Politique

Tunisie : quand les chômeurs de Gafsa marchent sur Tunis

| Par Jeune Afrique avec AFP
Jeunes tunisiens dans une agence BNEC (Bureaux de l’Emploi et du Travail Indépendant), à Tunis le 02 juillet 2010.

Jeunes tunisiens dans une agence BNEC (Bureaux de l'Emploi et du Travail Indépendant), à Tunis le 02 juillet 2010. © Ons Abid pour Jeune Afrique

Ils sont une soixantaine et viennent de parcourir une longue marche de 400 kilomètres. Ces dizaines de chômeurs originaires de la ville de Gafsa, dans le centre défavorisé de la Tunisie, ont parcouru près de 400 km à pied pour rallier la capitale afin de réclamer des emplois.

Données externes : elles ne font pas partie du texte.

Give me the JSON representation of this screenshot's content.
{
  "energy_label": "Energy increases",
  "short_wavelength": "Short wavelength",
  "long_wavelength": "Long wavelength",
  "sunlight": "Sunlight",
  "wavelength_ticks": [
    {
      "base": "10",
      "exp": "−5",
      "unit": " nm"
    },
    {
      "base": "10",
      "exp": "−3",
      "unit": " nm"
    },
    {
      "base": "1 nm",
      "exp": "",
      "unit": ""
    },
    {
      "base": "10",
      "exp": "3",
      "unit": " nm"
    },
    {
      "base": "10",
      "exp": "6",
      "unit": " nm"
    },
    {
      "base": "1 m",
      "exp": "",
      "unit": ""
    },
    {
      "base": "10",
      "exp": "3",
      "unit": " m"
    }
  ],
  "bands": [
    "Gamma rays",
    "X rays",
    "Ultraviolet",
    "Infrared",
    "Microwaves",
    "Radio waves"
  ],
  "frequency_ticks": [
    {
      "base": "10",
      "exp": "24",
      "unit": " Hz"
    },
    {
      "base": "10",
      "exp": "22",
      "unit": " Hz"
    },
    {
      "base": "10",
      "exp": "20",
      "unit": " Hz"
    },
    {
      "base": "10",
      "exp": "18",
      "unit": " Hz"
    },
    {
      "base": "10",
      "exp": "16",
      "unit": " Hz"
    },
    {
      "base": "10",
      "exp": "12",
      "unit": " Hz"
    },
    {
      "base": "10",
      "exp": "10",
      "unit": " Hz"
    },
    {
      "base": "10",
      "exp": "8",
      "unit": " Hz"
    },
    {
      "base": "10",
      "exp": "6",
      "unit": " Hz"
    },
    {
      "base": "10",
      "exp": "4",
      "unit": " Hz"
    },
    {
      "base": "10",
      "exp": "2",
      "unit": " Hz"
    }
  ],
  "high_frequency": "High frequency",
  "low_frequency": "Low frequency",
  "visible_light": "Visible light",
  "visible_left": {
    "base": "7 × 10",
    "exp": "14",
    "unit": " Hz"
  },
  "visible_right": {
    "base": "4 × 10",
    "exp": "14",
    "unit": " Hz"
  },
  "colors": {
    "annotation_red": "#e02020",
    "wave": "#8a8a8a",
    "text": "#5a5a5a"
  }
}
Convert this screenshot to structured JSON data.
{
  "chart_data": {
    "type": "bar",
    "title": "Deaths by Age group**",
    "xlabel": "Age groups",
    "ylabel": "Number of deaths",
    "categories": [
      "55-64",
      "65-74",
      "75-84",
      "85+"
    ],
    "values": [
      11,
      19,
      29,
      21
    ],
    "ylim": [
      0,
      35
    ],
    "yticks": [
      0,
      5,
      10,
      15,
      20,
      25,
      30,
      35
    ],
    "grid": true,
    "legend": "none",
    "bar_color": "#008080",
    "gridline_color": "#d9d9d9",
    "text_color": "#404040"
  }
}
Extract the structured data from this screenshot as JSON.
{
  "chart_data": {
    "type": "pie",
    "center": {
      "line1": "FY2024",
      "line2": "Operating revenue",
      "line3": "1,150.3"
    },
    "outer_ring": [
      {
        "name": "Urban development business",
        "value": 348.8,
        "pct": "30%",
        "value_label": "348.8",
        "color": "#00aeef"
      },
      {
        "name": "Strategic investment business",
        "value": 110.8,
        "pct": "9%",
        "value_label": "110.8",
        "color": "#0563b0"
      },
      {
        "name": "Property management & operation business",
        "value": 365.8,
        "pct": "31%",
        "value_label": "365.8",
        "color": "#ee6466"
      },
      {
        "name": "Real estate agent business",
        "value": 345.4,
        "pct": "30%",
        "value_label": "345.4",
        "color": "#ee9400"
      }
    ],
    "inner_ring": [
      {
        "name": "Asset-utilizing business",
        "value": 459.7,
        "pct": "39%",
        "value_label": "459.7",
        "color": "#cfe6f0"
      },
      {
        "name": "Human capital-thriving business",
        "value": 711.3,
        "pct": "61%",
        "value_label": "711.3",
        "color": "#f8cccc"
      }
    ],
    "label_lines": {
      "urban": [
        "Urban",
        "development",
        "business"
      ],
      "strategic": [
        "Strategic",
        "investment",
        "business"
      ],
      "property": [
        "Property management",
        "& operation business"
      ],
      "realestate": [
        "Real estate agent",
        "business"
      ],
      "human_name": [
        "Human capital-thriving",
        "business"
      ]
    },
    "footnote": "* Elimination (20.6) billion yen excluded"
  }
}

Cette « manifestation pacifique » de Gafsa à Tunis a duré plus de huit jours, a indiqué mardi Ali Laslem, l’un des participants qui se trouvaient dans la banlieue sud de Tunis. Comme les autres chômeurs du groupe, ce dernier réclame de s’entretenir avec des représentants du pouvoir.

« Quand tu vas voir les autorités régionales dans ton gouvernorat, il n’y a aucune réaction (…). Ça fait que tu te diriges vers les autorités centrales », a expliqué ce jeune homme de 25 ans.

Le plus grand soulèvement depuis la révolution de 2011

Cette manifestation survient alors que la Tunisie est secouée par une vague de contestation sociale, partie de Kasserine avant de s’étendre à travers le pays. Ce mouvement, le plus important par sa durée et son ampleur depuis la révolution de 2011, avait été provoqué par la mort d’un jeune chômeur lors d’une manifestation.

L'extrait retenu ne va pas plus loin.